Design and Implementation of a Log-Structured File System

	This paper presents a fundamentally new paradigm of file system design.
Based on a hypothesis of future disk access patters and cache performance
(namely that future traffic will be dominated by writes as caches
increasingly handle read requests), the authors of this paper propose
batching writes to different files together into a single log entry on disk.
The eliminates the need for costly seek and rotational latency as, instead
of writing to several different locations on disk, each for a different
file, all writes occur in the same location on disk.  Log summaries are
written in order to keep track of metadata such as inode location and free
space.  This method introduces the idea of temporal locality on disk in
contrast to logical locality of existing file systems.  Files that were
written at approximately the same time will tend to be near to each other on
disk rather than files that are, for instance, in the same directory.
Finally, in order to avoid disasterous amounts of fragmentation over time
(that would eventually negate the benefits of such a system), the authors of
the paper propose a cleaner that would periodically run in the background
and reclaim partially or fully invalidated disk "segments," thereby creating
larger free disk portions and compacting existing data so that new data does
not have to be strewn across the disk.  Finally, the authors note the ease
with which recovery can be performed under their scheme.
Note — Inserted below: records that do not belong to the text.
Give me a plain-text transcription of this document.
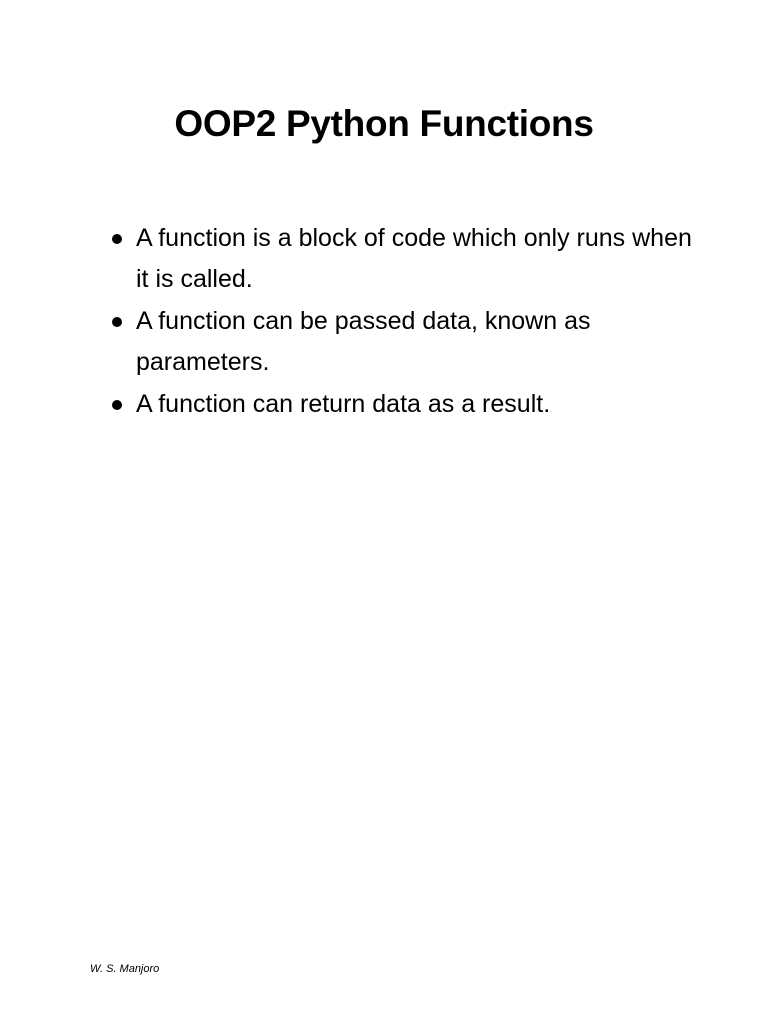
OOP2 Python Functions
A function is a block of code which only runs when it is called.
A function can be passed data, known as parameters.
A function can return data as a result.
W. S. Manjoro
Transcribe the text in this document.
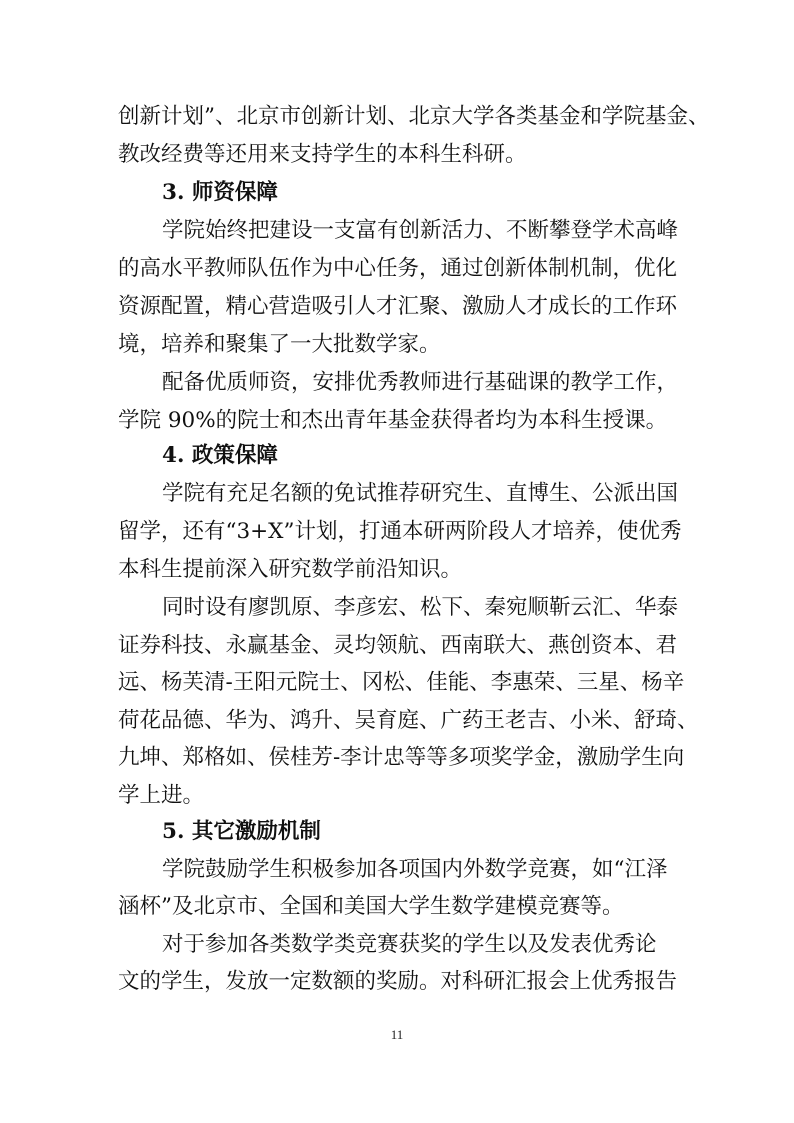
创新计划”、北京市创新计划、北京大学各类基金和学院基金、
教改经费等还用来支持学生的本科生科研。
3. 师资保障
学院始终把建设一支富有创新活力、不断攀登学术高峰
的高水平教师队伍作为中心任务，通过创新体制机制，优化
资源配置，精心营造吸引人才汇聚、激励人才成长的工作环
境，培养和聚集了一大批数学家。
配备优质师资，安排优秀教师进行基础课的教学工作，
学院 90%的院士和杰出青年基金获得者均为本科生授课。
4. 政策保障
学院有充足名额的免试推荐研究生、直博生、公派出国
留学，还有“3+X”计划，打通本研两阶段人才培养，使优秀
本科生提前深入研究数学前沿知识。
同时设有廖凯原、李彦宏、松下、秦宛顺靳云汇、华泰
证券科技、永赢基金、灵均领航、西南联大、燕创资本、君
远、杨芙清-王阳元院士、冈松、佳能、李惠荣、三星、杨辛
荷花品德、华为、鸿升、吴育庭、广药王老吉、小米、舒琦、
九坤、郑格如、侯桂芳-李计忠等等多项奖学金，激励学生向
学上进。
5. 其它激励机制
学院鼓励学生积极参加各项国内外数学竞赛，如“江泽
涵杯”及北京市、全国和美国大学生数学建模竞赛等。
对于参加各类数学类竞赛获奖的学生以及发表优秀论
文的学生，发放一定数额的奖励。对科研汇报会上优秀报告
11
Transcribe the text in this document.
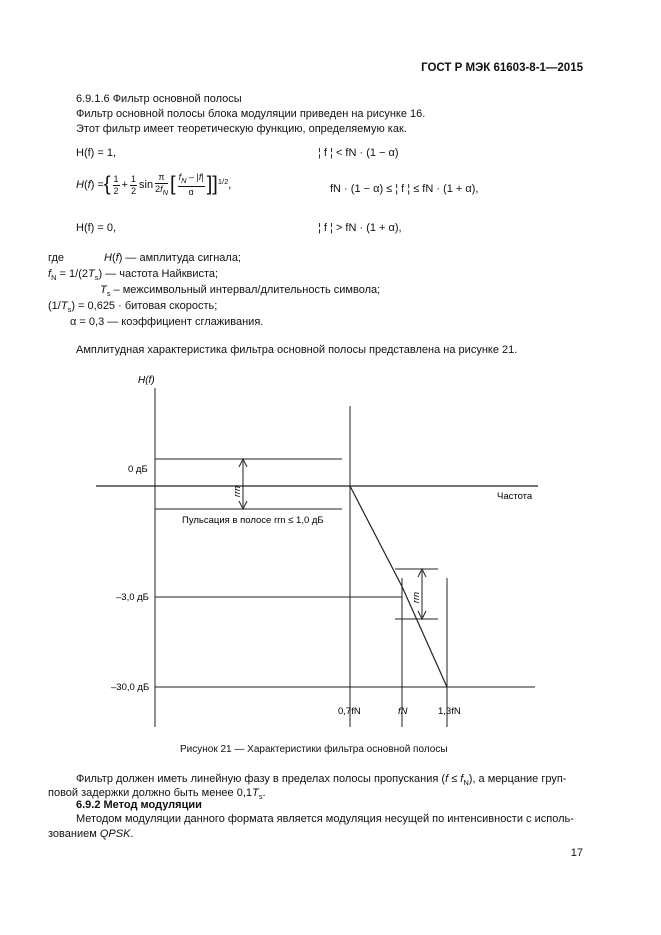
ГОСТ Р МЭК 61603-8-1—2015
6.9.1.6 Фильтр основной полосы
Фильтр основной полосы блока модуляции приведен на рисунке 16.
Этот фильтр имеет теоретическую функцию, определяемую как.
H(f) = 1,	¦ f ¦ < fN · (1 − α)
H(f) ={ $\frac{1}{2} + \frac{1}{2}$ $\sin \frac{\pi}{2f_N}$ [ $\frac{f_N - |f|}{\alpha} ]]^{1/2}$,	fN · (1 − α) ≤ ¦ f ¦ ≤ fN · (1 + α),
H(f) = 0,	¦ f ¦ > fN · (1 + α),
где	H(f) — амплитуда сигнала;
$f_N = 1/(2T_s)$ — частота Найквиста;
$T_s$ – межсимвольный интервал/длительность символа;
$(1/T_s) = 0,625$ · битовая скорость;
α = 0,3 — коэффициент сглаживания.
Амплитудная характеристика фильтра основной полосы представлена на рисунке 21.
H(f)
Частота
0 дБ
–3,0 дБ
–30,0 дБ
0,7fN	fN	1,3fN
rrn
Пульсация в полосе rrn ≤ 1,0 дБ
rrn
Рисунок 21 — Характеристики фильтра основной полосы
Фильтр должен иметь линейную фазу в пределах полосы пропускания $(f \le f_N)$, а мерцание груп-
повой задержки должно быть менее $0,1T_s$.
6.9.2 Метод модуляции
Методом модуляции данного формата является модуляция несущей по интенсивности с исполь-
зованием QPSK.
17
	This paper is thorough and well thought out.  The authors tended to
anticipate counter-arguments.  For instance, just as I was about to critique
their performance numbers running without the cleaner, the next section
described cleaner performance.  More impressively, they related their
counter-intuitive discovery that a higher degree of locality results in
worse performance, and they both explained the reason for this anomaly and
altered their theory and implementation to reflect it.  Their use of
diagrams was helpful in understanding their arguments.  My only critiques
are the following: first, I question their basic assumption.  A system which
is either capable of performing asynchronous writes of metadata or whose
traffic is more dependent on normal read/writes of data files as opposed to
creation and deletion of files may in fact be more bound by read traffic
than write traffic, especially with low locality.  Every file that is read
must be read at least once from disk, whereas given the rules of a
particular system a write need not access the disk until it is forced to
disk (i.e., it can remain in the cache).  Thus, the lesson for system
building in this paper is not necessarily that LFS is the end-all, be-all of
file systems but that one should tailor a file system to the kind of traffic
it is empirically likely to encounter rather than to abstract notions of how
a disk should look.


The Log File System stems from a central idea: the cost of updating file meta-data is 
high in FFS, even though it has moved this data nearer to the files themselves than in 
the original Unix file system.  This is particularly true when the files are 
short-lived: we have gone to the effort of making and maintaining them just like 
their larger, persistent neighbors, only to have them soon be deleted.  The LFS 
combines two ideas: (1) sequentially writing out changes to the disk to the 
greatest extent possible (minimizing seeks), and (2) organizing files into 
long-lived and short-lived categories (this is taken from the Generational 
memory management technique).  More good points about the system are: it can treat a 
file access like a transaction (taking procedures gleaned from database work); it 
allows for quick crash recovery (with its two checkpoint areas); and it is fairly 
simple because there is no bit map or free list to manage.  Points against the LFS are 
its large amount of buffering and its garbage collection that can kick in at 
inappropriate times.  On an installation which has low usage periods, garbage 
collection could be scheduled for then.  The way the LFS works is that it keeps an 
in-memory inode map, which tells where the live inodes are located, and then 
checkpoints this map at intervals – every thirty seconds in the paper.  The garbage 
collector cleans out blocks by copying data which is in use to other partially used 
block, basically defragmenting the disk on the fly.